The canyon widened in its upper end and the road was more visible where it had been cut into steeper terrain near Skyline Drive. The road got us to the top of the ridge between the two canyons.
The last stretch of the climb to Skyline is where I was expecting a snow drift, and there was one but it was easy to hike over. We reached the road and took in the views and took advantage of a few moments of cell service. There’s a benchmark shown on the USGS topo map right where we topped out, but we couldn’t locate it after about 10 minutes of searching.

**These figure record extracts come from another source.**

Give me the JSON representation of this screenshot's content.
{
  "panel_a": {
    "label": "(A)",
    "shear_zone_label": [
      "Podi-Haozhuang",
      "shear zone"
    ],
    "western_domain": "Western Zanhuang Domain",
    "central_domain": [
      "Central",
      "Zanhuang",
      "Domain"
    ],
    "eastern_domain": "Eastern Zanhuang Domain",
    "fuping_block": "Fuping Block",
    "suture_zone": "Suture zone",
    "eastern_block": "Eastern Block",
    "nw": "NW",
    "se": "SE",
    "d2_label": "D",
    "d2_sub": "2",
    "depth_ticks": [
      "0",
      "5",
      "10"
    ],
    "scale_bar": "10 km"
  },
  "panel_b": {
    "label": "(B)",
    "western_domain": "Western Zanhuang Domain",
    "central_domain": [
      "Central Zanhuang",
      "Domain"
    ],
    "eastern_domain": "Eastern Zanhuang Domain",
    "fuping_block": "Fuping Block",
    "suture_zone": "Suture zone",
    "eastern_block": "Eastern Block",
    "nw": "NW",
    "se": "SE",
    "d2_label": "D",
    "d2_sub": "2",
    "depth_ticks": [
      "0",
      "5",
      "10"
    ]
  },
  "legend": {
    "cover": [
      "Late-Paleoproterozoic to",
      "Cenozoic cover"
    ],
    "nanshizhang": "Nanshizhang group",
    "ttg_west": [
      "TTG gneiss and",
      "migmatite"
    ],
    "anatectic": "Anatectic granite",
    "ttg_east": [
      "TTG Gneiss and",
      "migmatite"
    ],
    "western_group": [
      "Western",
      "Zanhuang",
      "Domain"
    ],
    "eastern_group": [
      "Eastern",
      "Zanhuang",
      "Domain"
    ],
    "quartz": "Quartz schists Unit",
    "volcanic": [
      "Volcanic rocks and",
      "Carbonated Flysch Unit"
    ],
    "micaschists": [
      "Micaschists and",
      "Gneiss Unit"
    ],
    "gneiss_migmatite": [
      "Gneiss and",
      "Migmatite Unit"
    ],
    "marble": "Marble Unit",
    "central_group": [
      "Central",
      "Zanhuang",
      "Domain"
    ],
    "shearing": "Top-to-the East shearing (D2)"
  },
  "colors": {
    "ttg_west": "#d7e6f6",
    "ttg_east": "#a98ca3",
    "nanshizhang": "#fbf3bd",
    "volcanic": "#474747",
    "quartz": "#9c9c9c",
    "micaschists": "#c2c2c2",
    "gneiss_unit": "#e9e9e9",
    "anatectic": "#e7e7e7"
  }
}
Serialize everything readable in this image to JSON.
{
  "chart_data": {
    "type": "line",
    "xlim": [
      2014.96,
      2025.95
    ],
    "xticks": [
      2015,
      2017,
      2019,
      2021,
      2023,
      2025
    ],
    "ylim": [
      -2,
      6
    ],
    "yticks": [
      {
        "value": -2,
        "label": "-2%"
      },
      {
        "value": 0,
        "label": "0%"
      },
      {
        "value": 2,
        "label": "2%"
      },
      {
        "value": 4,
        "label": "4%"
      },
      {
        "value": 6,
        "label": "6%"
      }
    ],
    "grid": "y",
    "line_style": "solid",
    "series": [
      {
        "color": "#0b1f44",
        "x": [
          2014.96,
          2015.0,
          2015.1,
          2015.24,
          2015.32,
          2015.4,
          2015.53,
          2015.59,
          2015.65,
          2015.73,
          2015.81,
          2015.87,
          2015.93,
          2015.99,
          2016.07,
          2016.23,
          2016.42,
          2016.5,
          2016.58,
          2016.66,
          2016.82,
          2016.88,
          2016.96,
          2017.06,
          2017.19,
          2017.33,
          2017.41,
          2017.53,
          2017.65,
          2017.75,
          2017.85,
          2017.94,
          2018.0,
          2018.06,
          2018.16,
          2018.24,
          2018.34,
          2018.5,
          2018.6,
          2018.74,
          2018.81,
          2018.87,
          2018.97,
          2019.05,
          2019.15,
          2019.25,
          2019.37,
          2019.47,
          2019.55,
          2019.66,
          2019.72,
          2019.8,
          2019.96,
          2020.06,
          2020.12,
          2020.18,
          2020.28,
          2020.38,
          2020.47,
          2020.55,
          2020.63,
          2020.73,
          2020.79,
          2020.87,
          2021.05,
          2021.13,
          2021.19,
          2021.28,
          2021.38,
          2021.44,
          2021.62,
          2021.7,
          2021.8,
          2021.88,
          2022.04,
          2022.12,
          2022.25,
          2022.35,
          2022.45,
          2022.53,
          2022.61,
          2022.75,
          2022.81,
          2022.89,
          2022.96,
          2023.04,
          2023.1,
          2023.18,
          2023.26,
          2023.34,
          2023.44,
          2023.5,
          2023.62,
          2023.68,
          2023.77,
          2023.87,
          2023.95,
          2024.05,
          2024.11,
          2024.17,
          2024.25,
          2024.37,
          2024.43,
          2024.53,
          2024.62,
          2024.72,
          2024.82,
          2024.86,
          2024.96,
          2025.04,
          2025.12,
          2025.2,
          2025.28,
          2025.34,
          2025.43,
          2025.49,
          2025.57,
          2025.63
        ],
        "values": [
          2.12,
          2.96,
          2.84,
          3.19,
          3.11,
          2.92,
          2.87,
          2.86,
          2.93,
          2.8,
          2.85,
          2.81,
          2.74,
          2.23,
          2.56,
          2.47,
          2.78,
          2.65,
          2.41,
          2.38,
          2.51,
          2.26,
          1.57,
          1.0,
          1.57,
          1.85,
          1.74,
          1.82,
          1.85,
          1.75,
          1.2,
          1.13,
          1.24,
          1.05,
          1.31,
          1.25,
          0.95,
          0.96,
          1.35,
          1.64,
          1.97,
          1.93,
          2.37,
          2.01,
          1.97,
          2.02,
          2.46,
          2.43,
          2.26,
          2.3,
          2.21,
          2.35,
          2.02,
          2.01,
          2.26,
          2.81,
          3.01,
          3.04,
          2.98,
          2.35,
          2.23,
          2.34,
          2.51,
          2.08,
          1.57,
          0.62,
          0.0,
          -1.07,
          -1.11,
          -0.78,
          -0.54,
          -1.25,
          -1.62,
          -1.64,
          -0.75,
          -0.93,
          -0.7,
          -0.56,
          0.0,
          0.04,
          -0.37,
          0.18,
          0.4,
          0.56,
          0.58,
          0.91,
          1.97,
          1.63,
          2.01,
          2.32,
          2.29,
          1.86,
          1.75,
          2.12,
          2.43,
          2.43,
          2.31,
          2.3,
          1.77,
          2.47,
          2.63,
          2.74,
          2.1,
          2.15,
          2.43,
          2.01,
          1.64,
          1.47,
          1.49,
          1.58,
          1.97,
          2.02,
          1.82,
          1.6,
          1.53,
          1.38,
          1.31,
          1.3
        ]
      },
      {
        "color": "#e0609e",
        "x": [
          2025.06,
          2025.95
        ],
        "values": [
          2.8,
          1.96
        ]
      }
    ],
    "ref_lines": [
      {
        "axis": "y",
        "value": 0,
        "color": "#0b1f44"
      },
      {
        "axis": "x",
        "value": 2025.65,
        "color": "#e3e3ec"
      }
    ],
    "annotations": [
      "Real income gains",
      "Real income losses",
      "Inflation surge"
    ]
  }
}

Next we headed back down the trail and across the snow drift, but stayed on top of the ridge above the canyons and followed it for most of the rest of the way back. At first there was a maintained trail through the trees but beyond that we were on game trails, or no trail at all. We descended a short distance down off the south side of the ridge to sit on some boulders and eat lunch. While resting there, we watched deer and elk wandering in the bottom of Staker Canyon, and I spotted some sort of wooden pole fence in the distance that we decided to check out after we finished eating. It was a little bit out of the way, and in a seemingly strange place on the side of the hill. There was no opening to get livestock inside so I assume it’s a grazing exclosure rather than a corral.
Near the end of the ridge where it drops off steeply, we followed a trail off the south side and saw more aspen carvings, some quite old and some made recently by sheepherders. The terrain leveled out and we hiked along another old road–a different one than we’d ascended in the morning–back to the trailhead. Our total distance came in at under seven miles, with 1,700′ elevation gain.